- Although MEV generates substantial income for validators, it leads to increased gas fees.
- MEV may weaken confidence in the network as a whole and the consensus process in particular.
To address the issue of maximal extracted value (MEV), Ethereum co-founder Vitalik Buterin put out a novel method on May 17. Producers of blocks engage in miner extracted value when they attempt to maximize earnings via the use of complex market methods to organize transactions inside the block.
Whoever uploads the next block first might use MEV methods to arrange the block’s transactions in such a way that the first transaction bought ETH from the decentralized market at a discount and the second transaction sold it on centralized exchanges at a higher price.
Asset Arbitrage Technique
Although MEV generates substantial income for validators, it leads to increased gas fees on the Ethereum blockchain, congestion in the network, and slippage for traders. Think of it as a hidden fee for people using the network.

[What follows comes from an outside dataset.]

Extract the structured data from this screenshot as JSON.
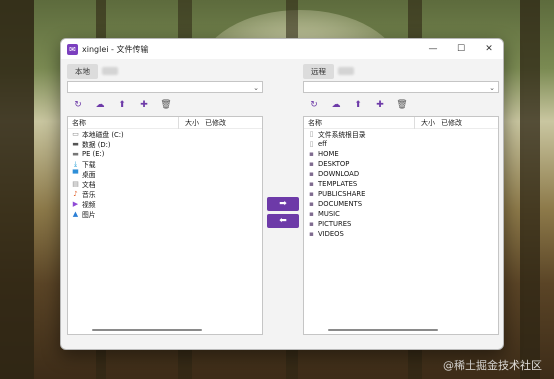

Even more crucially, MEV may weaken confidence in the network as a whole and the consensus process in particular. Network users may gradually abandon Ethereum in search of a different network free of the hidden tax of MEV if they perceive that validators are undermining the network’s integrity for financial gain.
Péter Szilágyi, a key developer for Geth, voiced his disapproval of this asset arbitrage technique, saying that the Ethereum network was really supporting it by “catering” to MEV developers rather than just prohibiting it.
A number of alternatives were suggested by Buterin in response to Szilágyi’s critique. Buterin clarified that conventional wisdom is that a combination of MEV quarantine and MEV reduction strategies is the best way to deal with the MEV issue.